アルバートの心を奪った姉リーンセーラに対して嫉妬や恨みを抱かなかったわけではない。そんな浅ましい自分の想いがアルバートの正妃となるベッケンバウアー公爵令嬢の犯行を招いた気すらリーンリアナにはしていた。
私もあの公爵家の令嬢と同じ。醜い想いの持ち主だわ。
尚も、リーンリアナが浮かない表情をしているので、リーングレースは嘆息を吐いて、違う角度からもう一度諭そうとする。
「姉様はあなたが痩せ衰えることを望んでいらっしゃらないわ。さあ、スープを食べて。果実をすりおろしたものでもいいから、口にして姉様とお会いした時に元気な顔を見せましょう。あなたが幽鬼のような顔をしていては、姉様もご自分が身代わりになったことを嘆かれるわ」
ベッドのサイドテーブルに置かれている湯気のなくなった具のないスープと、切り口が黄色くなったリンゴの欠片がのった皿にリーンリアナの視線が注がれる。
スープは食事をとれなくなったリーンリアナの為に料理人たちが作ってくれたもの。リンゴは侍女の仕事をしている女騎士が食べられるようにと慣れない手つきで切ってくれたもの。
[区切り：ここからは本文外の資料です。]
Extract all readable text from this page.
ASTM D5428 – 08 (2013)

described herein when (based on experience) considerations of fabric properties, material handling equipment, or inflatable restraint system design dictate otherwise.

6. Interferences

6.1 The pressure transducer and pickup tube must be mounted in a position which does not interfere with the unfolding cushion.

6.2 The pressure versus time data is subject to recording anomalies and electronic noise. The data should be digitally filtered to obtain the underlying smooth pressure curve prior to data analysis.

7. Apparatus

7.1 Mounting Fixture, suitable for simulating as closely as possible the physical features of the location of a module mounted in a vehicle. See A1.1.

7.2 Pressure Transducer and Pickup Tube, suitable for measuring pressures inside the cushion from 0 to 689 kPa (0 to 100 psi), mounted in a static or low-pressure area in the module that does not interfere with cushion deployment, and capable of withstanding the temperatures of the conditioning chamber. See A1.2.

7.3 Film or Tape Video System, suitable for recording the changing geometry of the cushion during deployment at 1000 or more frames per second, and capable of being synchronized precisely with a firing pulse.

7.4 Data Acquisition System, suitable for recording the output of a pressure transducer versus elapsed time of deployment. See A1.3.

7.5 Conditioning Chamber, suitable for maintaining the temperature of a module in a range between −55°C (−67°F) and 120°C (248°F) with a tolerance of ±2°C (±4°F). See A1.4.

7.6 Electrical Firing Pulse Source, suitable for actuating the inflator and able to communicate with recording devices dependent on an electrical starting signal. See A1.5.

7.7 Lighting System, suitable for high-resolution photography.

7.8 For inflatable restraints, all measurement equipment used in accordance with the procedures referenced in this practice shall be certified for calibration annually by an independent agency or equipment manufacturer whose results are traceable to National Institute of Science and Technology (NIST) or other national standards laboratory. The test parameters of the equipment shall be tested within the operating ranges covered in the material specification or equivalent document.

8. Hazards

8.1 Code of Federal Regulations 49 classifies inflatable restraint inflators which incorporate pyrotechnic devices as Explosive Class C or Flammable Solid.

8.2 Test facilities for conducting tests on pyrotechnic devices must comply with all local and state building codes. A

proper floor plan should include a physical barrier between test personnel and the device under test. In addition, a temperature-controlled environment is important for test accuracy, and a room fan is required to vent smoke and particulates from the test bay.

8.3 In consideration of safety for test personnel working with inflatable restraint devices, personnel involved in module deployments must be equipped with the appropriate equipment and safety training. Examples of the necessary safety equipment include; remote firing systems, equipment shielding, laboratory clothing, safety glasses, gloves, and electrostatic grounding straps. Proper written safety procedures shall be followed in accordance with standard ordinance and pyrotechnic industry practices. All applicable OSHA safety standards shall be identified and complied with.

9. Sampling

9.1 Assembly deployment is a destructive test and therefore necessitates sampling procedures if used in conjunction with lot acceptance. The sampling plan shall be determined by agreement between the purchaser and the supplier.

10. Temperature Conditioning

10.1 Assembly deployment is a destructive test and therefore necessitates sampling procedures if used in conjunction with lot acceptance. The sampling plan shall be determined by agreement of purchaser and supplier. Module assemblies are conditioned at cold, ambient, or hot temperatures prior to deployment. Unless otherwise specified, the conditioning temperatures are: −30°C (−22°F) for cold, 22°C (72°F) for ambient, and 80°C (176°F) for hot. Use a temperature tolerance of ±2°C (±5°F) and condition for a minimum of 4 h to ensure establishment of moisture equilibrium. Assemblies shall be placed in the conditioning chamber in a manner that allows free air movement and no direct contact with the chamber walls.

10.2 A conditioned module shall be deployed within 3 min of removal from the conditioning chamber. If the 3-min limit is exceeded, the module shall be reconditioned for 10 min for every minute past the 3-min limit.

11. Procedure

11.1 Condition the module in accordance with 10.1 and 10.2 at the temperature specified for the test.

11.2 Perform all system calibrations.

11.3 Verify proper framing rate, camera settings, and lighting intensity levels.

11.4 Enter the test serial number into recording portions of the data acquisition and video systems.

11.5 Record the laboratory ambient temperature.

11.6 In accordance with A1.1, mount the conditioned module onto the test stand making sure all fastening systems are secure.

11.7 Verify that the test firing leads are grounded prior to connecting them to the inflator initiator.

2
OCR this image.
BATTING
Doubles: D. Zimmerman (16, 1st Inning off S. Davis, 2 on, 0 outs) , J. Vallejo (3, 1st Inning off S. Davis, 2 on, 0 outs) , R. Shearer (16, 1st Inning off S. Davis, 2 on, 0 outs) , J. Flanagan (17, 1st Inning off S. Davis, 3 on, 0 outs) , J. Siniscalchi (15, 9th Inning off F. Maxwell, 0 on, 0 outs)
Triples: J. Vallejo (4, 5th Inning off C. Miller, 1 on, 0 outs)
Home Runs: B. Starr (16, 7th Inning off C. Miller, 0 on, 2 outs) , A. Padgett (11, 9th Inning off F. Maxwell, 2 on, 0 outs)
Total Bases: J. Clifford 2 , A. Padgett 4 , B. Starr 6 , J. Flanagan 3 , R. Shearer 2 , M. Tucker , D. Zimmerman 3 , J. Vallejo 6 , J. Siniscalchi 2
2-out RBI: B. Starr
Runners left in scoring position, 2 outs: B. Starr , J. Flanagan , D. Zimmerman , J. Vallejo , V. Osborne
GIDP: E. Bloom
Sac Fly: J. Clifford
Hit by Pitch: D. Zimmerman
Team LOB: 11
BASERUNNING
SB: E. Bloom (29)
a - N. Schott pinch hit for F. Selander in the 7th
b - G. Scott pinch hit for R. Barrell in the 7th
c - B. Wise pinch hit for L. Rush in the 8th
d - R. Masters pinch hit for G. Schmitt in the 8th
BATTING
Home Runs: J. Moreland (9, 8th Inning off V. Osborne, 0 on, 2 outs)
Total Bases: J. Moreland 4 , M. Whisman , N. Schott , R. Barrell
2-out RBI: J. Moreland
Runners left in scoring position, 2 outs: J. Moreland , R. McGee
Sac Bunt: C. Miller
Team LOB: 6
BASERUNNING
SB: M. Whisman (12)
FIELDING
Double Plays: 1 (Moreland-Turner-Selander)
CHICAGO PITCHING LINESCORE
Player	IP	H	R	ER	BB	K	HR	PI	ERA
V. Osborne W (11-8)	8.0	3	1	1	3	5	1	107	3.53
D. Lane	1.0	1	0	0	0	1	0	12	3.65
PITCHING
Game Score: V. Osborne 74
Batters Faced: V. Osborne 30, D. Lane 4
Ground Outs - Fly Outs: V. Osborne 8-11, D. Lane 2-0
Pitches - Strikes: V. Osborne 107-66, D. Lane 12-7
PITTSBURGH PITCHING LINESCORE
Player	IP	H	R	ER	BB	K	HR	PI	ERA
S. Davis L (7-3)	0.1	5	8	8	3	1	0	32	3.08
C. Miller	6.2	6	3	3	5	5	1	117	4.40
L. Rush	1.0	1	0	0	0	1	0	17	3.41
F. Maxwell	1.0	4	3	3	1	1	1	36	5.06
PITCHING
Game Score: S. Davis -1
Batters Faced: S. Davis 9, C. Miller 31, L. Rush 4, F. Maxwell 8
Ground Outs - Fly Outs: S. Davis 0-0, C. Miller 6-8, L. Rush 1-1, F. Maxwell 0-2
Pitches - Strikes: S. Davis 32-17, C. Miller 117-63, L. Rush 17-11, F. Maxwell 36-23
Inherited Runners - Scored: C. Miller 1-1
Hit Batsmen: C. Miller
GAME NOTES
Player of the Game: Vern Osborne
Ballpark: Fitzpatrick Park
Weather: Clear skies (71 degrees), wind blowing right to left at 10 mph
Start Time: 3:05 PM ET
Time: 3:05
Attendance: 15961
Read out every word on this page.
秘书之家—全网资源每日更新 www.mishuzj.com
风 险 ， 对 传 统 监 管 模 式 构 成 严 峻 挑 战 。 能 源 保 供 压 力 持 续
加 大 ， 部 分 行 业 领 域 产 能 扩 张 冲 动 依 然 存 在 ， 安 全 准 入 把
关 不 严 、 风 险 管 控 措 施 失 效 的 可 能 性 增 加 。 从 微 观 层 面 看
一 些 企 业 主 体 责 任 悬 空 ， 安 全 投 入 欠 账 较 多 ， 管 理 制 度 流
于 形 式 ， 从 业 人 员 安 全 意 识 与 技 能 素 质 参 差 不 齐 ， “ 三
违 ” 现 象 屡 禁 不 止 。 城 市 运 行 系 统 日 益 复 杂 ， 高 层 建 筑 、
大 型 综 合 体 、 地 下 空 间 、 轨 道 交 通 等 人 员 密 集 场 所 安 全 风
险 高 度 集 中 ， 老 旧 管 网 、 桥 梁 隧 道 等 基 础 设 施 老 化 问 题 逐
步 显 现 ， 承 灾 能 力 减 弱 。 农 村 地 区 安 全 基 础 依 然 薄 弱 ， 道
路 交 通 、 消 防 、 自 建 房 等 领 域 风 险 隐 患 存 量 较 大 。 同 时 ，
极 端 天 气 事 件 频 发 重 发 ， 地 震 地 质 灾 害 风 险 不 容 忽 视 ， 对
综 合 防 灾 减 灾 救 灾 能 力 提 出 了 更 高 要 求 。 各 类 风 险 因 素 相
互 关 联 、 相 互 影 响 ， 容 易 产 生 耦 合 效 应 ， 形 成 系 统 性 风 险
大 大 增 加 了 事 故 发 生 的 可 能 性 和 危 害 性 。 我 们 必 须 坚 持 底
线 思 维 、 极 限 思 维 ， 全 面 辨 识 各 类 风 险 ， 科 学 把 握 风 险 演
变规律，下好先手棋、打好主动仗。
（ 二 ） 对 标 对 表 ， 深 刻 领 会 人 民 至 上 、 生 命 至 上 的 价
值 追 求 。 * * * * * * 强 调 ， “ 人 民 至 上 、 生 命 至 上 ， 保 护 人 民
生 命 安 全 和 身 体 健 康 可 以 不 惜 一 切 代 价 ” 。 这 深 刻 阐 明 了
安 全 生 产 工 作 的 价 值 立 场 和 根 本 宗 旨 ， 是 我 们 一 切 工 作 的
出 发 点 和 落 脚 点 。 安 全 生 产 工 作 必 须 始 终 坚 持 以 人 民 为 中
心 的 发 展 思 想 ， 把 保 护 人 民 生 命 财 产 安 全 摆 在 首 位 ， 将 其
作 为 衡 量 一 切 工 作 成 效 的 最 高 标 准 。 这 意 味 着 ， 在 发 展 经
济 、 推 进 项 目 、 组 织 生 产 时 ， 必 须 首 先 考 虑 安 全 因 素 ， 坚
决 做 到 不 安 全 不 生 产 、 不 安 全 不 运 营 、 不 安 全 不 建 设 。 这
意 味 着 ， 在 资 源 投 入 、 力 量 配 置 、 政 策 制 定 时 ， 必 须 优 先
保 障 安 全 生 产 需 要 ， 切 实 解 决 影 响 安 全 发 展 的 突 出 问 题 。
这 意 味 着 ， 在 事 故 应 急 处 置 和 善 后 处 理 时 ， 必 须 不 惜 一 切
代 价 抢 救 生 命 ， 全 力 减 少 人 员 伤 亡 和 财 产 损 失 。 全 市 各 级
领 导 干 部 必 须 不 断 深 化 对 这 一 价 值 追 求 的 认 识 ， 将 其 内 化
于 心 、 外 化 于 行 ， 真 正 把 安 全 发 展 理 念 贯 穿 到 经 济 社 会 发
リーンリアナの身を案じた彼女らの気持ちを無にするわけにはいかない。
「・・・わかったわ」
リーングレースに支えられて上半身を起こしたリーンリアナはスープを口へと運ぶ。銀製のスプーンは急激に衰えた筋力で支えるには重く、震えている。
咥内に広がったその味は、作り手の心を表すかのように優しい味がした。
リーンリアナは自分が生きていることを望まれていると思い、静かに涙を流した。